23
Решение командира субмарины U-105 обер-лейтенанта Крафта обстрелять пограничный форт оказалось полной неожиданностью и для гауптмана Кротова, и для вновь прибывшего в «Норд-рейх» оберштурмбаннфюрера фон Готтенберга. Как только Кротов, Бивень и ефрейтор-«норвежец» Снитке, вот уже в течение трех часов наблюдавшие за фортом с вершины каменистого предгорного холма, поняли, что артиллеристы-субмарииники готовят свои орудия к бою, гауптман немедленно связался по рации с бароном.
— А что, пусть немного поупражняются, — легкомысленно ответил оберштурмбаннфюрер, и по его голосу Кротов понял, что тот уже успел взбодриться хорошей порцией коньяку. — Поговаривают, что стрелки из них никудышные.
— При той качке, при которой ведется стрельба с небольших палуб субмарин, это немудрено.
— Именно поэтому некоторые командиры подлодок требуют вообще убрать орудия с палуб, поскольку они замедляют скорость движения и слишком неэффективны, — просветил его фон Готтенберг.
— Но я не об этом. Теперь уже точно установлено, что русские действительно оставили на заставе только одного бойца.
— Это ж до какой скупости нужно было довести русское командование, чтобы оно прибегло к такому идиотскому решению! — саркастически произнес барон.
— Но было решено, что заставу мы трогать не будем. Тем более теперь, когда там остался одии-единственный пограничник. Если мы убьем его или хотя бы разрушим форт, русские пришлют сюда целое подразделение и начнут обшаривать все окрестности заставы, и тогда…
— Что вы предлагаете, гауптман? — прервал его барон.
— Радист субмарины уже выходил на связь с нашей базой, хотя и не знает, где именно она располагается. Прикажите от своего имени обер-лейтенанту Крафту не открывать огня. Вы же понимаете: наше спасение в нашей безвестности.
— Не возражаю, гауптман. Пусть себе этот пограничник спокойно несет службу, а русское командование считает, что в этих краях все спокойно.

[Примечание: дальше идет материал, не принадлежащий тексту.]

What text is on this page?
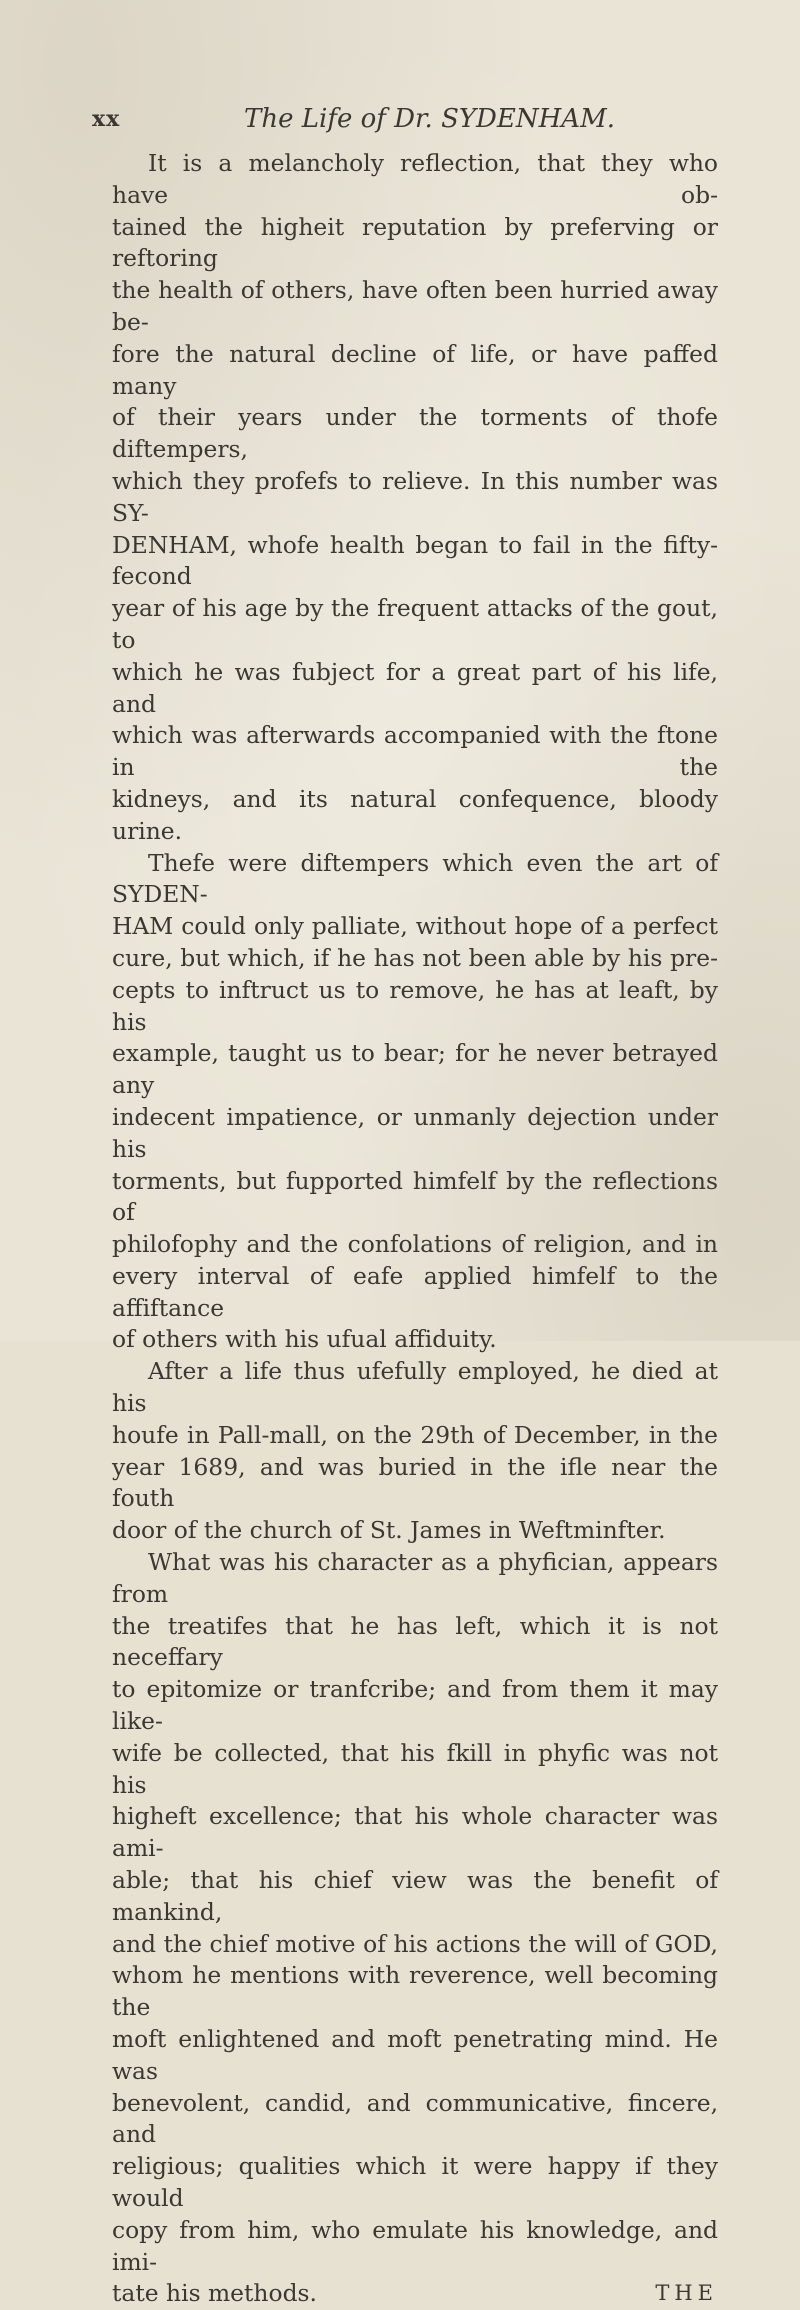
xx	The Life of Dr. SYDENHAM.

It is a melancholy reflection, that they who have ob-

tained the higheit reputation by preferving or reftoring

the health of others, have often been hurried away be-

fore the natural decline of life, or have paffed many

of their years under the torments of thofe diftempers,

which they profefs to relieve. In this number was SY-

DENHAM, whofe health began to fail in the fifty-fecond

year of his age by the frequent attacks of the gout, to

which he was fubject for a great part of his life, and

which was afterwards accompanied with the ftone in the

kidneys, and its natural confequence, bloody urine.

Thefe were diftempers which even the art of SYDEN-

HAM could only palliate, without hope of a perfect

cure, but which, if he has not been able by his pre-

cepts to inftruct us to remove, he has at leaft, by his

example, taught us to bear; for he never betrayed any

indecent impatience, or unmanly dejection under his

torments, but fupported himfelf by the reflections of

philofophy and the confolations of religion, and in

every interval of eafe applied himfelf to the affiftance

of others with his ufual affiduity.

After a life thus ufefully employed, he died at his

houfe in Pall-mall, on the 29th of December, in the

year 1689, and was buried in the ifle near the fouth

door of the church of St. James in Weftminfter.

What was his character as a phyfician, appears from

the treatifes that he has left, which it is not neceffary

to epitomize or tranfcribe; and from them it may like-

wife be collected, that his fkill in phyfic was not his

higheft excellence; that his whole character was ami-

able; that his chief view was the benefit of mankind,

and the chief motive of his actions the will of GOD,

whom he mentions with reverence, well becoming the

moft enlightened and moft penetrating mind. He was

benevolent, candid, and communicative, fincere, and

religious; qualities which it were happy if they would

copy from him, who emulate his knowledge, and imi-

tate his methods.	THE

Прошло несколько минут, однако артиллеристы с палубы субмарины все еще не уходили. А едва Кротов отнял бинокль от глаз, как в сотне метров южнее форта взорвался выпущенный ими снаряд.
— Они уже открыли огонь! — прокричал он в микрофон стоявшей перед ним на каменном выступе холма рации.

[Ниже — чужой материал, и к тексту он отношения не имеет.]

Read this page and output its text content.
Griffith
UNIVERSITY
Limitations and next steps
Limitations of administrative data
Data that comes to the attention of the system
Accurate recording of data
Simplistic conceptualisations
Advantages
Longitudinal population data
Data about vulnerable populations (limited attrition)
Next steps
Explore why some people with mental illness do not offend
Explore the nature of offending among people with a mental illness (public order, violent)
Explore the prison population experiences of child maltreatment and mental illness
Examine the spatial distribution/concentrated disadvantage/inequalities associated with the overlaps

— Приказы имеют обыкновение запаздывать, — спокойно отреагировал Готтенберг.
— Нужно остановить подводников.
Кротов слышал, как барон прокричал в трубку внутреннего телефона, чтобы радист еще раз связался с командиром субмарины, однако это не помешало ему вновь поиграть на нервах «русского германца»:
— Считайте это учебными стрельбами, штабс-капитан. Кстати, что может сообщить ваш русский пограничник? Он может сообщить, что обстрел вела некая субмарина, а не артиллерия «Норд-рейха». А в штабе решат: постреляла и злила в глубины.
— Согласен, именно так и решат Только бы командир субмарины не вздумал высаживать в районе заставы свой десант.
— Не вздумает. — Поскольку второго выстрела так и не последовало, Кротов понял, что приказ фон Готтенберга все же подействовал. Газштман видел, как артиллеристы зачехлили орудие и скрылись в утробе своего судна. — Но ваша задача, Кротов — в ближайшее время вывести рацию заставы из строя. Проникнуть и вывести.
— Но тогда в штабе русских всполошатся.
— И пусть. Забыли, что утверждал на допросах ефрейтор Оркан?
— Помню. В течение нескольких месяцев рация заставы молчала.
— Кого-то это в штабе насторожило? Рацию доставили только во время очередной навигации. А ведь происходило это в мирное время.
— Поэтому в штабе не очень-то и волновались, что время было мирное, — объяснил Кротов. — Мыслю, господин оберштурмбаннфюрер, так: если уж мы решили, что пограничника следует оставить, тогда пусть его рация действует. Иное дело, что наш радист должен нащупать его волну и прослушивать переговоры со штабом.
— К тому же лично вам, господин штабс-капитан, это позволит время от времени упражняться в эфире в знании исконно русского языка, — согласился с этой версией фон Готтенберг, — передавая штабу красных подготовленную нами дезинформацию.